L’ipotesi di demolizione avanzata da taluni, ad oggi non ci sembra sia fondata su basi razionali e su adeguate considerazioni tecniche, economiche e sociali, per non parlare delle valutazioni sul valore anche culturale dell’opera.
È qui il caso di chiedersi: si sono adeguatamente valutate le conseguenze di una demolizione in termini di costo di demolizione, di smaltimento dei materiali e dell’impatto dello stesso sul territorio? Si sono stimati i costi di costruzione di una strada alternativa e della reale e concreta possibilità di realizzazione, tenuto conto dei vincoli gravanti sull’area? Si è valutato l’impatto in termini di qualità dei collegamenti sulla popolazione che un eventuale eliminazione del viadotto produrrebbe?
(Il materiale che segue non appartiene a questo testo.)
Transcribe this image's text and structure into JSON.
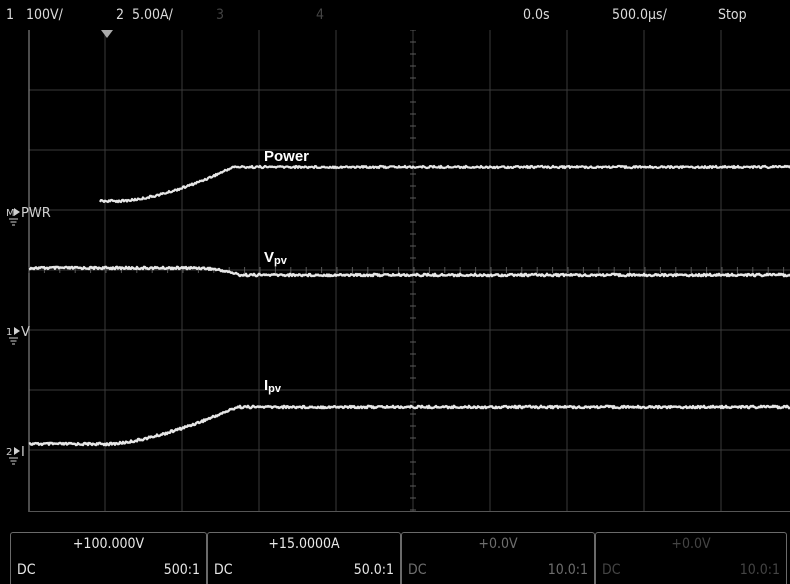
{
  "topbar": {
    "ch1_num": "1",
    "ch1_scale": "100V/",
    "ch2_num": "2",
    "ch2_scale": "5.00A/",
    "ch3_num": "3",
    "ch4_num": "4",
    "time_delay": "0.0s",
    "time_scale": "500.0μs/",
    "run_state": "Stop"
  },
  "screen": {
    "traces": [
      {
        "id": "power",
        "label": "Power",
        "marker_label": "PWR",
        "marker_num": "M"
      },
      {
        "id": "vpv",
        "label_main": "V",
        "label_sub": "pv",
        "marker_label": "V",
        "marker_num": "1"
      },
      {
        "id": "ipv",
        "label_main": "I",
        "label_sub": "pv",
        "marker_label": "I",
        "marker_num": "2"
      }
    ]
  },
  "channels": [
    {
      "scale": "+100.000V",
      "coupling": "DC",
      "probe": "500:1"
    },
    {
      "scale": "+15.0000A",
      "coupling": "DC",
      "probe": "50.0:1"
    },
    {
      "scale": "+0.0V",
      "coupling": "DC",
      "probe": "10.0:1"
    },
    {
      "scale": "+0.0V",
      "coupling": "DC",
      "probe": "10.0:1"
    }
  ],
  "colors": {
    "background": "#000000",
    "grid": "#3a3a3a",
    "trace": "#e6e6e6"
  }
}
L’Ordine degli Ingegneri, vuole contribuire al dibattito aperto sul futuro dei viadotti Akragas, ma lo vuole fare sulla scorta di valutazioni tecnicamente rigorose, che coinvolgano certamente aspetti inerenti la sicurezza statica, la pubblica incolumità ma che non prescindano da valutazioni di carattere strategico, culturale, economico e sociale, ritenendo che solo una sintesi di questi aspetti potrà condurre ad una soluzione condivisa.
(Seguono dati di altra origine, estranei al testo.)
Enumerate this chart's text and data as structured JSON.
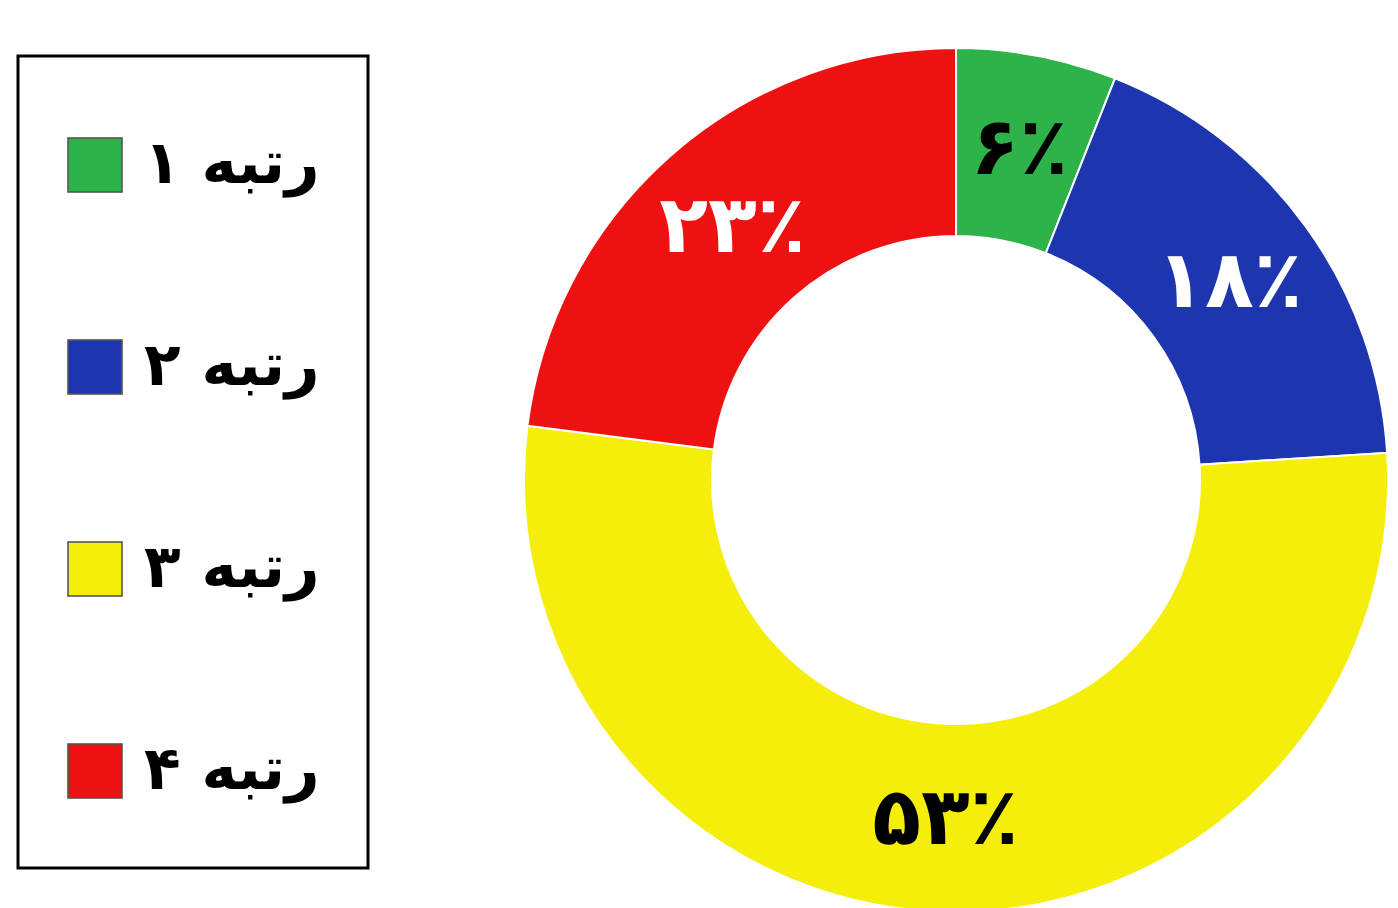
{
  "chart_data": {
    "type": "donut",
    "categories": [
      "رتبه ۱",
      "رتبه ۲",
      "رتبه ۳",
      "رتبه ۴"
    ],
    "values": [
      6,
      18,
      53,
      23
    ],
    "colors": [
      "#2db34a",
      "#1d36b0",
      "#f5ee0a",
      "#ee1111"
    ],
    "value_labels": [
      "۶٪",
      "۱۸٪",
      "۵۳٪",
      "۲۳٪"
    ],
    "legend": "left"
  }
}
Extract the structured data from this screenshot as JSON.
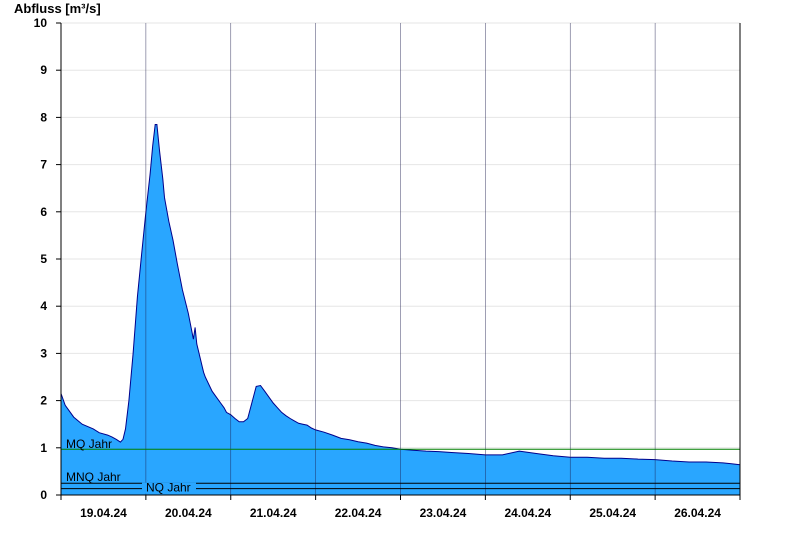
{
  "chart_data": {
    "type": "area",
    "ylabel": "Abfluss [m³/s]",
    "ylim": [
      0,
      10
    ],
    "y_ticks": [
      "0",
      "1",
      "2",
      "3",
      "4",
      "5",
      "6",
      "7",
      "8",
      "9",
      "10"
    ],
    "x_ticks": [
      "19.04.24",
      "20.04.24",
      "21.04.24",
      "22.04.24",
      "23.04.24",
      "24.04.24",
      "25.04.24",
      "26.04.24"
    ],
    "x_range_days": [
      -1,
      7
    ],
    "grid": true,
    "colors": {
      "area": "#29a6ff",
      "outline": "#00008b",
      "mq_line": "#008000",
      "nq_line": "#000000"
    },
    "reference_lines": [
      {
        "label": "MQ Jahr",
        "value": 0.97
      },
      {
        "label": "MNQ Jahr",
        "value": 0.25
      },
      {
        "label": "NQ Jahr",
        "value": 0.22
      }
    ],
    "series": [
      {
        "x": [
          -1.0,
          -0.95,
          -0.85,
          -0.75,
          -0.62,
          -0.55,
          -0.45,
          -0.4,
          -0.35,
          -0.3,
          -0.27,
          -0.24,
          -0.2,
          -0.15,
          -0.1,
          -0.05,
          0.0,
          0.05,
          0.08,
          0.11,
          0.13,
          0.16,
          0.2,
          0.22,
          0.27,
          0.32,
          0.37,
          0.43,
          0.5,
          0.56,
          0.58,
          0.6,
          0.62,
          0.64,
          0.66,
          0.68,
          0.7,
          0.74,
          0.78,
          0.82,
          0.88,
          0.92,
          0.95,
          0.98,
          1.0,
          1.05,
          1.1,
          1.15,
          1.2,
          1.3,
          1.35,
          1.4,
          1.5,
          1.55,
          1.6,
          1.65,
          1.7,
          1.75,
          1.8,
          1.85,
          1.9,
          1.95,
          2.0,
          2.1,
          2.2,
          2.3,
          2.4,
          2.5,
          2.6,
          2.7,
          2.8,
          2.9,
          3.0,
          3.15,
          3.3,
          3.45,
          3.6,
          3.8,
          4.0,
          4.2,
          4.4,
          4.6,
          4.8,
          5.0,
          5.2,
          5.4,
          5.6,
          5.8,
          6.0,
          6.2,
          6.4,
          6.6,
          6.8,
          6.9,
          7.0
        ],
        "y": [
          2.15,
          1.9,
          1.65,
          1.5,
          1.4,
          1.32,
          1.27,
          1.23,
          1.18,
          1.12,
          1.18,
          1.4,
          2.0,
          3.0,
          4.2,
          5.1,
          6.0,
          6.8,
          7.4,
          7.85,
          7.85,
          7.3,
          6.7,
          6.3,
          5.8,
          5.4,
          4.9,
          4.35,
          3.85,
          3.3,
          3.55,
          3.2,
          3.05,
          2.9,
          2.75,
          2.6,
          2.5,
          2.35,
          2.2,
          2.1,
          1.95,
          1.85,
          1.75,
          1.72,
          1.7,
          1.62,
          1.55,
          1.55,
          1.62,
          2.3,
          2.32,
          2.2,
          1.95,
          1.85,
          1.75,
          1.68,
          1.62,
          1.57,
          1.52,
          1.5,
          1.48,
          1.42,
          1.38,
          1.33,
          1.27,
          1.2,
          1.17,
          1.13,
          1.1,
          1.05,
          1.02,
          1.0,
          0.97,
          0.95,
          0.93,
          0.92,
          0.9,
          0.88,
          0.85,
          0.85,
          0.93,
          0.88,
          0.83,
          0.8,
          0.8,
          0.78,
          0.78,
          0.76,
          0.75,
          0.72,
          0.7,
          0.7,
          0.68,
          0.66,
          0.64
        ]
      }
    ]
  }
}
Questo Ordine sente il dovere morale e civico, pertanto, di dover tornare a ribadire, sotto il profilo squisitamente tecnico, che, ad oggi: IL VIADOTTO AKRAGAS E’INSOSTITUIBILE!
non esistendo alcuna concreta ipotesi alternativa. Il rischio che si intravede nell’immediato è che l’opera rimanga chiusa a tempo indeterminato, abbandonata a sé stessa, facendo ripiombare la viabilità cittadina e provinciale ad oltre 50 anni fa, ma con i flussi di traffico di oggi – già pesantemente in crisi per le concomitanti criticità -. Può un Paese tecnologicamente avanzato come il nostro arrendersi di fronte alle problematiche tecniche di una manutenzione, per quanto complessa, o deve forse accettare la sfida di innalzare il livello dei servizi?
Alla luce di tali considerazioni questo Ordine ritiene, quindi, di dover consigliare, senza polemica, alla politica di fermarsi a riflettere se la pericolosa china che sembra abbia frettolosamente intrapreso sia realmente ciò di cui il territorio abbia bisogno. Sia chiaro che gli Ingegneri non sono pregiudizialmente contrario ad una ipotesi di demolizione se le condizioni di sicurezza del ponte non potranno essere garantite ai cittadini – nessun valore è barattabile dinnanzi alle vite umane – ma ad oggi non vi è alcuno studio che vada in questa direzione. Anzi, ribadiamo che l’esistenza di una progettualità esecutiva di recupero realizzata da Anas testimonia il contrario.
Importante è, certamente, ragionare delle “condizioni di salute”dei viadotti Akragas, come tassello di un puzzle più vasto che coinvolge tutte le opere infrastrutturali e il patrimonio delle Pubbliche Amministrazioni, (si pensi per esempio agli edifici scolastici), di cui devono essere garantiti sicurezza e fruibilità.
Circa la questione relativa all’impatto ambientale, recentemente tornata di strettissima attualità, osserviamo che ogni infrastruttura impatta sul territorio, seppure in diverso modo, e che pur non essendovi la sensibilità al tema che oggi noi possediamo all’epoca di realizzazione dei viadotti, questo si caratterizza per un utilizzo essenziale delle forme strutturali non solo rispetto ai viadotti attuali ma anche a quelli coevi alla realizzazione dell’opera, distinguendosi da queste per il minore impatto ambientale e paesaggistico, segno ulteriore del genio del Morandi e di una sua precisa scelta in questa direzione. Il tutto in un’area di sicuro valore archeologico, ma nella quale insistono civili abitazioni e opere pubbliche.
Interesse primario degli Ingegneri è, in conclusione, garantire che si tengano in opportuno conto le valutazioni ed evidenze tecniche prima di assumere una scelta tanto impattante sull’interesse collettivo, per le quali saremo giudicati dalle generazioni future assumendoci la responsabilità di avere saputo guardare al futuro o di averne avuto paura”.